Dans la sixième partie du Traité... Fondane rappelle la gratuité de la poésie, l'acte de contemplation qui lui est inhérent, gratuité qui devient « immorale » dans une société qui ne recherche que des solutions utiles et efficaces. Avec une telle mentalité, tout doit être récupéré et rendu efficace, même les énergies dépensées dans un « jeu gratuit ». Conversion et réutilisation. Dans ce contexte, même la poésie peut être détournée, par exemple pour... chanter « l'État, la patrie ou la révolution ». Pour Fondane cependant, même si le vrai poète s'attribue une mission civique et éthique, le résultat de l'acte de création sera toujours... la gratuité fondamentale de l'acte poétique.
La perception du concret, illusion inaccessible au monde philosophique des essences, est propre à l'homme ordinaire et au poète. La poésie ne peut transmettre que le vécu, et notre vie vécue ne répond « ni au concept de réalité, ni à celui de vérité ». L'homme ordinaire prend au sérieux « un monde transitoire et mobile, qui n'est qu'une fabulation de nos sens ». Il en va de même pour le poète. Ainsi, si la poésie est contemplation, la question qui se pose est : « contemplation de quoi, au fond ? ».
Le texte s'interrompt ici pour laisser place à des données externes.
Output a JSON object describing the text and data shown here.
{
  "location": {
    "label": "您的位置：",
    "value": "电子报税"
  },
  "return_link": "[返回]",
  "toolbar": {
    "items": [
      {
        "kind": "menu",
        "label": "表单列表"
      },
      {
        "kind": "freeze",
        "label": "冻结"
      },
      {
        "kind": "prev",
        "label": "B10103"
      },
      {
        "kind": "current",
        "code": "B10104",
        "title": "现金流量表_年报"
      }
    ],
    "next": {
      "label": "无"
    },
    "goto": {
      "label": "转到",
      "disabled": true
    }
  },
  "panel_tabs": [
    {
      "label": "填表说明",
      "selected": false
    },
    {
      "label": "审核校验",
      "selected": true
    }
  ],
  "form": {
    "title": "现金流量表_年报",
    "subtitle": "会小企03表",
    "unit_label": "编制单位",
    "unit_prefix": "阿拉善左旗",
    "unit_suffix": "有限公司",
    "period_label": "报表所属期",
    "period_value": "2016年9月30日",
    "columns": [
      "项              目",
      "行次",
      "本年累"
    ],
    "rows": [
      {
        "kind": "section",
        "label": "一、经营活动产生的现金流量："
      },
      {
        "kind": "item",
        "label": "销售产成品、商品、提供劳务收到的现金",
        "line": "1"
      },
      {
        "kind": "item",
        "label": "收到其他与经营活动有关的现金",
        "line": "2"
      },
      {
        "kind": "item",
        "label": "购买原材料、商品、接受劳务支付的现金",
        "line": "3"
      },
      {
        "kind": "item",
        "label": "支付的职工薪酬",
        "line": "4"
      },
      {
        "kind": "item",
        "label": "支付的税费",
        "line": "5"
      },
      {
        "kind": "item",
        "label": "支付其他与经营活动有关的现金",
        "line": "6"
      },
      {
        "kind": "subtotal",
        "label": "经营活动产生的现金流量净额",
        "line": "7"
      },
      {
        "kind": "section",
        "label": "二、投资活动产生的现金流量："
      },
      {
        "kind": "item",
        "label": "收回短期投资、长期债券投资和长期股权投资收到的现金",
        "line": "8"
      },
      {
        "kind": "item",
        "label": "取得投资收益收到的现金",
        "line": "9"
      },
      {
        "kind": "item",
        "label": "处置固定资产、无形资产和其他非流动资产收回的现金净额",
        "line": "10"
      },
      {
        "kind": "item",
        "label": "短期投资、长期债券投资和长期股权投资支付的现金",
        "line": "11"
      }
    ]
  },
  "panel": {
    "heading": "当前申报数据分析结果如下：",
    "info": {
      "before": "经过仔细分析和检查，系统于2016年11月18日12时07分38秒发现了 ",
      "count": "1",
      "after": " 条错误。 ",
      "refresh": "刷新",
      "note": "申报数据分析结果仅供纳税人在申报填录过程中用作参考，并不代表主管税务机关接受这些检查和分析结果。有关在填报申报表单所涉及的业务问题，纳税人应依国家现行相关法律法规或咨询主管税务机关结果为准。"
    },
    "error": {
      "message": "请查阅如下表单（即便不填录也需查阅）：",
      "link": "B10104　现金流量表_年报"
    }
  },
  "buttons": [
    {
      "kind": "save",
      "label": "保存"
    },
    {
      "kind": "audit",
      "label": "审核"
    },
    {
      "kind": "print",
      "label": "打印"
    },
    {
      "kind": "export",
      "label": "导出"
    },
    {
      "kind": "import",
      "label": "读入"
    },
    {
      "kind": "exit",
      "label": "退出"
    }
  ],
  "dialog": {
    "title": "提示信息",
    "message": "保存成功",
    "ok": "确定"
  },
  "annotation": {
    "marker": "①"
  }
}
La poésie ne peut être une simple contemplation de ce qui n'existe pas - la poésie, conclut Fundoianu, « est une nécessité et non un plaisir, un acte et non une détente ; le poète affirme, la poésie est une affirmation de la réalité. Lorsque nous écoutons une œuvre d'art, nous ne contemplons pas et ne nous délectons pas, nous rétablissons un équilibre brisé, nous affirmons ce que nous avons honteusement nié toute la journée : la pleine réalité de nos actes d'espoir, de notre liberté, la certitude obscure que l'existence a un sens, un axe, un garant ».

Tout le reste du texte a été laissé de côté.